相手を思っているようで、自分を守っている


つかこうへいさんの舞台をよく拝見していて、観劇後、お食事をご一緒させて頂くこともありました。
つかさんはいつも、「○○、どうだ? 良かっただろ?」と、出演している俳優さんたちのことを、愛おしそうに話していらっしゃいました。
他の方の舞台はほとんど観に行かれなかったというつかさんが、日テレアナウンサー有志で立ち上げた「福澤一座」を観に来てくださった時には、震えました。

そんなつかさんから突然、「今度うちの舞台に出ませんか。この役にハマる方がどうしても見つからなくて」というメールが台本とともに届いたことがありました。
とっても嬉しく、とっても興味がありましたが、福澤一座と違って、社外の活動。しかも2週間。そもそも演技にも自信がないし、上司を説得する覚悟もない……。

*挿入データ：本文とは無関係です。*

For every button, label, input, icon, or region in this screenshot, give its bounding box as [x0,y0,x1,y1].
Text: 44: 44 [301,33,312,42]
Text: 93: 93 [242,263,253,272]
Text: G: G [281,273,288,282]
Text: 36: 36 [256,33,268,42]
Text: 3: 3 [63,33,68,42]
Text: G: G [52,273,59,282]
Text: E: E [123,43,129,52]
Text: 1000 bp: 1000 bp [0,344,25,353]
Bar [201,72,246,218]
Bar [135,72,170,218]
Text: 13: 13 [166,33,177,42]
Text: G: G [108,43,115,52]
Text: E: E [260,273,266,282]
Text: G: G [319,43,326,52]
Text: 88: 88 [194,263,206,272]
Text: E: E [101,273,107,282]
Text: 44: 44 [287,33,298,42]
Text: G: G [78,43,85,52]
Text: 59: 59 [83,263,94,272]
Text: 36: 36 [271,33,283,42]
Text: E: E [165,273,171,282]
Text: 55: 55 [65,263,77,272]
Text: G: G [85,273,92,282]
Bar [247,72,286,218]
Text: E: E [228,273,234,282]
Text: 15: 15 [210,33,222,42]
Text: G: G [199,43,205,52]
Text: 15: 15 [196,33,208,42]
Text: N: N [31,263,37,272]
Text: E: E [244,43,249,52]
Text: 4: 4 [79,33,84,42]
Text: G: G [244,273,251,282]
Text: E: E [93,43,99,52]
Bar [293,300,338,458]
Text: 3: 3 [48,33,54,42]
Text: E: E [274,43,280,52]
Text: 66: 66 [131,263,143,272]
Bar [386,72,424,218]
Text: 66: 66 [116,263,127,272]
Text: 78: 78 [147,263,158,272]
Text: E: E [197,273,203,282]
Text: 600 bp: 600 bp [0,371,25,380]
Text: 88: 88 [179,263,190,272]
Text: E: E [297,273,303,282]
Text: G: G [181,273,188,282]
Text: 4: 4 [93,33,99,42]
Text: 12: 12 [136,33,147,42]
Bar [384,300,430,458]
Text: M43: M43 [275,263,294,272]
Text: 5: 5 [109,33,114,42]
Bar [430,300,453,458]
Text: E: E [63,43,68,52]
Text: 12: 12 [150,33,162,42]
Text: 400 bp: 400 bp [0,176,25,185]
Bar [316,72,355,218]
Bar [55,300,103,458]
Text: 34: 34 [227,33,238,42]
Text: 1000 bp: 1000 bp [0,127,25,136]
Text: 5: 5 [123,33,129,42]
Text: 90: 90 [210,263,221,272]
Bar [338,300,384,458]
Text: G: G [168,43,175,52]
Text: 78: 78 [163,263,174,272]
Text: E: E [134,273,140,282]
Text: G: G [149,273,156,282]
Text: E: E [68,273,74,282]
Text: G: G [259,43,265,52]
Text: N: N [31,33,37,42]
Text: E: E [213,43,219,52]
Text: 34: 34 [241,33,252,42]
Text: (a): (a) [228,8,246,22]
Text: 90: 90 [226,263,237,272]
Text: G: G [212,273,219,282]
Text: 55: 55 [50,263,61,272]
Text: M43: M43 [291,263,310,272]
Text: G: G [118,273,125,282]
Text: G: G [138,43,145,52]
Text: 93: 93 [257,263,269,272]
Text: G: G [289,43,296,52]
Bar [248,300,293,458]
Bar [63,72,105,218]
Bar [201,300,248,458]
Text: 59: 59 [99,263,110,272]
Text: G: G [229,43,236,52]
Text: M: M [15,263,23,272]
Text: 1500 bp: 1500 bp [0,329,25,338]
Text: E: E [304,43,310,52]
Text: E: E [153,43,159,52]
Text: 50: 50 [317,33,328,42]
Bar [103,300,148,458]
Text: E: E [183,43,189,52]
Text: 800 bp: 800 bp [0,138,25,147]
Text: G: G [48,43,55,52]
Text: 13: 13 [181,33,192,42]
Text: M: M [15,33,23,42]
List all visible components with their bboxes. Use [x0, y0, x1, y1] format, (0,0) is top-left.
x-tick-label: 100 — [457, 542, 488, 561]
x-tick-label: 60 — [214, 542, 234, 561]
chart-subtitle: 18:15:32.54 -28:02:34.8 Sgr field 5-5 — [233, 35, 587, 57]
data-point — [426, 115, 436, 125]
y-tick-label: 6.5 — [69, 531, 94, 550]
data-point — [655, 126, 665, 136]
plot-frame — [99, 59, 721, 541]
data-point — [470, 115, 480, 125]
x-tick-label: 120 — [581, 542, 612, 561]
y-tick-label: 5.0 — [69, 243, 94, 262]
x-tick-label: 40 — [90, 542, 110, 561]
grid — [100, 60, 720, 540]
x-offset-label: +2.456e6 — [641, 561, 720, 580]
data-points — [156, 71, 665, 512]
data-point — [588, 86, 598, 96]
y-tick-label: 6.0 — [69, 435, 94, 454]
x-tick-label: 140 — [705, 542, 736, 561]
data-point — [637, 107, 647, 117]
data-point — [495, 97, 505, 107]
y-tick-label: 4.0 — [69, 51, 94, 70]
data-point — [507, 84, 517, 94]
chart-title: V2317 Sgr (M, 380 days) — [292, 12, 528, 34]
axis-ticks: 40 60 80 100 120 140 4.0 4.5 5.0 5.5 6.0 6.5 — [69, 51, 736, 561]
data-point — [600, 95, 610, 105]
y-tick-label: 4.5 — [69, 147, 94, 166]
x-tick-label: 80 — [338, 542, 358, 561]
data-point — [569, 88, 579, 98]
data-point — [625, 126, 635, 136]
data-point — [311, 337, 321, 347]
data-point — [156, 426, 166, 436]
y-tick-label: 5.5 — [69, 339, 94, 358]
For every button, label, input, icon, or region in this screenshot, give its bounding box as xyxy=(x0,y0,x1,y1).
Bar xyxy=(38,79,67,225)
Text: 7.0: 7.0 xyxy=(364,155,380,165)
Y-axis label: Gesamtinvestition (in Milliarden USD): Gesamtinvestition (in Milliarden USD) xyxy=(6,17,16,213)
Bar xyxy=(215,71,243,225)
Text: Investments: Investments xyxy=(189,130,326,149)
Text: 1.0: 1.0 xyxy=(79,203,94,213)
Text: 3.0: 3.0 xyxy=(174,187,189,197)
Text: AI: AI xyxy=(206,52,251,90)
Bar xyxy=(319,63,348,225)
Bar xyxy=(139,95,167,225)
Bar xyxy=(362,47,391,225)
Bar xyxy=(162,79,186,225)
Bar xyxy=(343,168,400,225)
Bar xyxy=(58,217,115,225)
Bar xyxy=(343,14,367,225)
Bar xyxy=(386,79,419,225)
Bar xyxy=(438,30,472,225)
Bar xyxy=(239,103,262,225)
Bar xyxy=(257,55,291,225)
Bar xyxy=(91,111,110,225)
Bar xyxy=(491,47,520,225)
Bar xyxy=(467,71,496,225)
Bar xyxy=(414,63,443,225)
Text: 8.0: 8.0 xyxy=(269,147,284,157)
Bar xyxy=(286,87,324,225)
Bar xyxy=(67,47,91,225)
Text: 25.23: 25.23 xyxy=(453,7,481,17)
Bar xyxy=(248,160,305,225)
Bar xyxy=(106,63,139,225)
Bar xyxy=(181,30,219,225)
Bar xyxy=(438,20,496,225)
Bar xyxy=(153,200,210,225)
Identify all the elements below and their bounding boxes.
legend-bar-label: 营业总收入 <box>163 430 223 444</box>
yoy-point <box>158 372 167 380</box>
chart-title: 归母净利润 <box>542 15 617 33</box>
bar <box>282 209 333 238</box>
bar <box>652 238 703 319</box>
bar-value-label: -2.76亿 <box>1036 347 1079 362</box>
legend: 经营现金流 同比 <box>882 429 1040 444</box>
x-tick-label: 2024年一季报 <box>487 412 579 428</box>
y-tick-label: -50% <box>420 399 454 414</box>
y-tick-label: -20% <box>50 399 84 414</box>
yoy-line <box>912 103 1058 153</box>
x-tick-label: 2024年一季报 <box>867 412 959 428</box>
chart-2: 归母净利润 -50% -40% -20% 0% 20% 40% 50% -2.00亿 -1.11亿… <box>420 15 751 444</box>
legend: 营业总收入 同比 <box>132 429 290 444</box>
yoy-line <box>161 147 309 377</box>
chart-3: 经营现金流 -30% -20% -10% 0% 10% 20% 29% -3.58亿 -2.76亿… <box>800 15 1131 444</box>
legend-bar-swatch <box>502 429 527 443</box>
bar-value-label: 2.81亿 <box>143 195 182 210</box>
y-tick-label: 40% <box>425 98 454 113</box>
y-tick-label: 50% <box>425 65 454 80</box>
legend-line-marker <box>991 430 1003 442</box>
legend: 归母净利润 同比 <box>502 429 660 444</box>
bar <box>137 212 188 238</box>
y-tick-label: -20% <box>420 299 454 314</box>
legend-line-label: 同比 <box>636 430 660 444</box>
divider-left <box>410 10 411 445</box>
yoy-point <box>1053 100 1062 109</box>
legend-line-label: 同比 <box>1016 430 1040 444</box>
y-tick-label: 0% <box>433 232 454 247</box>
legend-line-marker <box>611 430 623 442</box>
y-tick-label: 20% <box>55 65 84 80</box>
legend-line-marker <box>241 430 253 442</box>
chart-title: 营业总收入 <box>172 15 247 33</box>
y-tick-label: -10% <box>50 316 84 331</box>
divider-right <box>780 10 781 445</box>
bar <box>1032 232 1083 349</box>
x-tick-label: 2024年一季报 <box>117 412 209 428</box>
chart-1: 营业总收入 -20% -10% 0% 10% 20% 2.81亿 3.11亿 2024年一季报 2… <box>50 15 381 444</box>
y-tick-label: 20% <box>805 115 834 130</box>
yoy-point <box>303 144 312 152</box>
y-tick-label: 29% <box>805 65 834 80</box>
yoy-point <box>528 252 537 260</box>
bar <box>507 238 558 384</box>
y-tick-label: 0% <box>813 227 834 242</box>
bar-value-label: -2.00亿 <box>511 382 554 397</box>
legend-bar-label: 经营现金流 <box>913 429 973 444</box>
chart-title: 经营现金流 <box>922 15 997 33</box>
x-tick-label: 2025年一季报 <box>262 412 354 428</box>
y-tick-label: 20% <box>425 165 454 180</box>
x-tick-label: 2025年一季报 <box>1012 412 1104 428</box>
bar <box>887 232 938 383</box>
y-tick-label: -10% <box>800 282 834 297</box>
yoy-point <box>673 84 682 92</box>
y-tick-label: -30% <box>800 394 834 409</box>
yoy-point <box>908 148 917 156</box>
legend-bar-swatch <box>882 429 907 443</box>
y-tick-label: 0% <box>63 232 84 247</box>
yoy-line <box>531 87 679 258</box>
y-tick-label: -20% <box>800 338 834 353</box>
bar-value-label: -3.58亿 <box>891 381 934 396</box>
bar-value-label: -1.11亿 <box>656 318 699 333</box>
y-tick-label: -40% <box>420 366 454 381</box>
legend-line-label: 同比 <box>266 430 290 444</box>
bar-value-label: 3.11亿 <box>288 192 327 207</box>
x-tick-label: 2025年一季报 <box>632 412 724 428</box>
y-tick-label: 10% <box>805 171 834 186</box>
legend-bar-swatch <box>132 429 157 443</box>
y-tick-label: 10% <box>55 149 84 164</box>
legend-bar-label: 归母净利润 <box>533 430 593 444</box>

私は、スケジュール的にもきっと無理だ、などと1人で決めつけて、心の中で言い訳をして、上司にダメ元で相談することすらせず、お断りの返信をしました。
上演されたその舞台に、私がお誘いいただいた役はありませんでした。
それから数年後、つかさんは亡くなりました。

江川さんは笑い話となっていますが、つかさんは、後悔してもしきれません。
遠慮とは時に、相手を慮っているようでいて、実は弱い自分を守っているだけなのではないか。自分が傷ついたり恥をかいたりするのが怖いだけで、相手の思いを受け取りもしない、失礼な行為なのではないか。と思うようになりました。

 

それからは、配慮はするけど遠慮はしない。をなるべく心がけています。
基本的には、なるべく、何でも口にしてみることにしています。
知りたいこと、分からないこと、気になることを聞いてみる。
たとえ言葉が拙くてもいいから、自分の勝手な都合で思いを届けることを諦めないように。
聞くのはタダ、話すのもタダ、を合言葉に(笑)。
うまく言葉に表せない時は、ハグしちゃうこともあります。

たとえば打ち合わせで、台本には書かれていない背景や、ディレクターの意図などを、分かった気にならず、確認する。(日常)
何かあった時に、腫れものに触るようによそよそしくなるくらいだったら、土足で踏み込んだり気まずくなったりしないように気遣いながらも、率直に聞く。(これは目標)
レストランで、興味のあるメニューや分からないメニューは、どんどん聞く。ボリュームの相談などもする。(これも日常)
もちろん、混んでいる時は避けたり、長く拘束しないように、配慮はしながら。

遠慮は時に、自分の「ワガママ」につながりかねないですが、配慮のある「ワガママ」ライフで、一期一会を楽しんでいきたいです。